The largest national park in Tanzania, Ruaha is home to a staggering number of elephants and giraffes. In fact, Ruaha National Park is often called Giraffe Park. If you’re most interested in these graceful animals, but you wouldn’t mind spotting the rare lion as well, then a safari in Ruaha National Park can be a great choice. Many visitors appreciate that Ruaha National Park, located right in the center of Tanzania, doesn’t have big crowds. That means you can have a more authentic experience exploring Tanzania.
Off the coast of Tanzania is the island of Zanzibar, whose main city is known as Stone Town. In Stone Town, you’ll experience a completely different side to Tanzania. Stone Town is a melting pot of Swahili, Arab and Persian cultures. Many of the town’s buildings were constructed during the 19th century, when Zanzibar was a major trading centre and at the height of its power. The trade created wealth which in turn led to the construction of palaces, mosques and many fine houses. On your visit, you can check out the 17th century fortress as well as the many architectural gems hidden along the maze of narrow streets that wind through Stone Town.
Near the border with Kenya, the inactive strato-volcano of Mount Kilimanjaro looms above the surroundings. As the highest free-standing mountain in the world, and the tallest peak in Tanzania, Mount Kilimanjaro is a popular place to visit in Tanzania for adrenaline junkies and world-class climbers. Surrounding the peak is the Kilimanjaro National Park. This includes forest, highlands, plateaus and a few smaller peaks as well. There are seven sanctioned routes to the top of Mount Kilimanjaro, and they range in busyness and difficulty. Keep in mind that many visitors only climb part of the way up the mountain. Even a few hours of hiking can result in spectacular views over the park below.

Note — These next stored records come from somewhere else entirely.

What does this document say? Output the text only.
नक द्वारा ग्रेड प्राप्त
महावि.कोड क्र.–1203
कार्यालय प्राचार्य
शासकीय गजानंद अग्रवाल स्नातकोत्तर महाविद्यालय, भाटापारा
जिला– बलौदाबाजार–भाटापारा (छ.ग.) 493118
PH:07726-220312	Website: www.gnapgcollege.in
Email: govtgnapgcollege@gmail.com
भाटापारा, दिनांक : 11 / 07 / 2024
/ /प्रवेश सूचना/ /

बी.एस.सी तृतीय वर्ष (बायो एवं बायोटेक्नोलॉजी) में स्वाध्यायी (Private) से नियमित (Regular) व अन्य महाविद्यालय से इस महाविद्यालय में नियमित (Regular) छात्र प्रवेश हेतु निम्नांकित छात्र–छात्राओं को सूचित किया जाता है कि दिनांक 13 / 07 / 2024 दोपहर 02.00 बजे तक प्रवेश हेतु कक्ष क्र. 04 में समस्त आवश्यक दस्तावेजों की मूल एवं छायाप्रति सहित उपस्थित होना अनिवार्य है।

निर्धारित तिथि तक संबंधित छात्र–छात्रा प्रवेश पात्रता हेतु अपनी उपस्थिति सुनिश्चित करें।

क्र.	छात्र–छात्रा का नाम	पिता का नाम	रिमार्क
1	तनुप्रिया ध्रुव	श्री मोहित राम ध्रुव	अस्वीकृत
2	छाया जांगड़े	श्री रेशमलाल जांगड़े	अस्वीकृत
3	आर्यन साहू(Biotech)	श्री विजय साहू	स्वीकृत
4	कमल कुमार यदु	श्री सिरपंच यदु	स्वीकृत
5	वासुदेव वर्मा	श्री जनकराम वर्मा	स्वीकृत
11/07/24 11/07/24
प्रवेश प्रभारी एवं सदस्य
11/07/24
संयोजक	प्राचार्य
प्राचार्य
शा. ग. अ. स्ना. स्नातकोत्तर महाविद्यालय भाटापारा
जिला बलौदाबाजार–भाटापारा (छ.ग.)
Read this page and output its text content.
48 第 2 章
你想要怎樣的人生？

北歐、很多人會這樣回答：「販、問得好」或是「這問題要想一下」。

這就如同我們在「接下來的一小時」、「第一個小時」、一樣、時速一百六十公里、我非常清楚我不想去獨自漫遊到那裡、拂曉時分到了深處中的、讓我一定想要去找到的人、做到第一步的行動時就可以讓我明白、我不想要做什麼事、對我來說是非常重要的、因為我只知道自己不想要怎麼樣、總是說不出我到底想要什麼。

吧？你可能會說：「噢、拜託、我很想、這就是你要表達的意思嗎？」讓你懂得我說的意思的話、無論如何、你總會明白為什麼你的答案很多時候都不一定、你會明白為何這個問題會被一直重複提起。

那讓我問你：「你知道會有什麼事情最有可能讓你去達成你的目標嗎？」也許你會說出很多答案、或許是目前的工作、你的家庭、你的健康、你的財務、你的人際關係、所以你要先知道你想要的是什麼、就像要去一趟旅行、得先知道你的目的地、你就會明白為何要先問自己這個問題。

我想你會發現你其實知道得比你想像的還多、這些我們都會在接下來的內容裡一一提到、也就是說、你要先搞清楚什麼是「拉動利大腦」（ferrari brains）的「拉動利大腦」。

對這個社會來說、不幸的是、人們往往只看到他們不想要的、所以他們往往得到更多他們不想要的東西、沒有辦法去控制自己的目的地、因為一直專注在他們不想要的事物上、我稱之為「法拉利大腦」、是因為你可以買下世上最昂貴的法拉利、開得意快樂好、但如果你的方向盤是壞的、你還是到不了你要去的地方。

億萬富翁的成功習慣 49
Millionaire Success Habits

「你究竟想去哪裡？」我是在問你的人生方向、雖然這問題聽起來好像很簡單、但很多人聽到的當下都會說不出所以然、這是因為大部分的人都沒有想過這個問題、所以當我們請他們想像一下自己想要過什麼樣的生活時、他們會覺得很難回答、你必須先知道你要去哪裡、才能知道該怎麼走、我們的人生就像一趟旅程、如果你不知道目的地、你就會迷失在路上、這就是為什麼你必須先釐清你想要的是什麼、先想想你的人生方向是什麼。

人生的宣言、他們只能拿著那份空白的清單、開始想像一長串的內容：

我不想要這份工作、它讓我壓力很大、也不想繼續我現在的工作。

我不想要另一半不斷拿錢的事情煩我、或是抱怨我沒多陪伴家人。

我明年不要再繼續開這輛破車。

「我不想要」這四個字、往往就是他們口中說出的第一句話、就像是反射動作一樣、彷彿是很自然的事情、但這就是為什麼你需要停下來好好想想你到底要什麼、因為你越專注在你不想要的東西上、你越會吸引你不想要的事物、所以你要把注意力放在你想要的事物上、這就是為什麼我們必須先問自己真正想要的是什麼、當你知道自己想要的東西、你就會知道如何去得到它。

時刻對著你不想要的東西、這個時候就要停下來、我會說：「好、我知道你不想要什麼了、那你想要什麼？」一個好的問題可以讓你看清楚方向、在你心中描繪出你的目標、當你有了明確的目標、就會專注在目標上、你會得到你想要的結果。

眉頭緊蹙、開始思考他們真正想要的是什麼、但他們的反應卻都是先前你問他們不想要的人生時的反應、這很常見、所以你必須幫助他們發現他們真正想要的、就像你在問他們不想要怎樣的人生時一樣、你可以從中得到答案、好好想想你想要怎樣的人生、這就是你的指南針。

Another amazing spot to view wildlife in Tanzania is at the Ngorongoro Conservation Area. Its dominant feature is the geological marvel known as the Ngorongoro Crater – the world’s largest intact volcanic caldera. Within the crater, you’ll find the highest density of lions in the entire world. The area is also known for having lots of black rhino. Leopards, hyena and cheetah are also commonly spotted within the conservation area. Once again, it is best to set off on a guided safari through the Ngorongoro Conservation Area.
On the border with Kenya is the Serengeti National Park. On the Kenyan side, the park is known as the Masai Mara. This enormous East African conservation area is one of the world’s most popular places to go on a safari. It is known for being home to mass animal migration, including over one million wildebeest that migrate through the park depending on the rainy season. The park is also home to more than 2,500 lions, making it one of the best spots in the world to see them in person. Guided safaris and overnight stays in lodges and cabins are the ideal way to explore the park.